Ser el hazmerreír de todos. El bufón amargo que sostiene la silla con sus brazos estirados sobre la cabeza. El pajarraco con sus pies firmes y la mirada perpleja que va y viene del suelo a la puerta, en espera de alguna palabra que reconforte, que alivie el peso, el azoro. Arriba mis manos, que antes creí frágiles, con sus membranas y sus nervios a toda resistencia, calientes, palpitantes, dueñas del coraje, con su elocuencia y sus garras, resistiendo, asumiendo la culpa, mártires de mi cuerpo y mi pavor.

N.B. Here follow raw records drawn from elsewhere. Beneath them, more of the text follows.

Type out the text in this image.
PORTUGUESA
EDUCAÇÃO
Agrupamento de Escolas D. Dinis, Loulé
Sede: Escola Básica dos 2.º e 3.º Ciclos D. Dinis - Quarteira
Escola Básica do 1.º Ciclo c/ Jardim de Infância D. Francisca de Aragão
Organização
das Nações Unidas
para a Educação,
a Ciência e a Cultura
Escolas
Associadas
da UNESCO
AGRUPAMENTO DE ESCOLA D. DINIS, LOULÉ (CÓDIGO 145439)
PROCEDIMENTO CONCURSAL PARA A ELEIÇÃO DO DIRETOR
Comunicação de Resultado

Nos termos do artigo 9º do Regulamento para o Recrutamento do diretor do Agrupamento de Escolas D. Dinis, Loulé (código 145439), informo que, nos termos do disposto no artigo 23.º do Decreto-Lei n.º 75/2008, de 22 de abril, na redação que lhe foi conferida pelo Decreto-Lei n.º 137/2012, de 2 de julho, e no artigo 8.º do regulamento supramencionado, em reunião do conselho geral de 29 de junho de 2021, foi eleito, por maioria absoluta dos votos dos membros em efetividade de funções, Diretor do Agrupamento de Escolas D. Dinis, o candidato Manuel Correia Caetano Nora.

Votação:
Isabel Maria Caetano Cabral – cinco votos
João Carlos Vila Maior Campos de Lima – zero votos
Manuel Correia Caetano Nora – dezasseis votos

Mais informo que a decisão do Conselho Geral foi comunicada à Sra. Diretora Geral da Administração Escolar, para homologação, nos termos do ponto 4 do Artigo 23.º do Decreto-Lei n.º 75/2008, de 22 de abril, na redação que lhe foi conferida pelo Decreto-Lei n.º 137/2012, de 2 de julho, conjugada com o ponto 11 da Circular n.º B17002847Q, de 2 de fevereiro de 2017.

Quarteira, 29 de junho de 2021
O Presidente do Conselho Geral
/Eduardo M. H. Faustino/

El salón entero es un alboroto cuando hace su ingreso la maestra. Tampoco ella entiende el gesto. ¿Qué hace un niño parado en un rincón, sosteniendo su silla sobre la cabeza, auto infligiéndose una tortura?, ¿cómo interpretar este desatino?

«Recuerde que usted ayer lo castigó así -le dice el mayor de la clase, mientras trata de ahogar la carcajada que lo sacude- ¡Hoy tan pronto llegó, lo volvió a hacer, sin que nadie se lo pidiera!»

He olvidado la razón del disparate. Solo sé que no encontré otro modo de expresar mi malestar. Quise ser un monigote del abuso, saltimbanqui de mi humillación.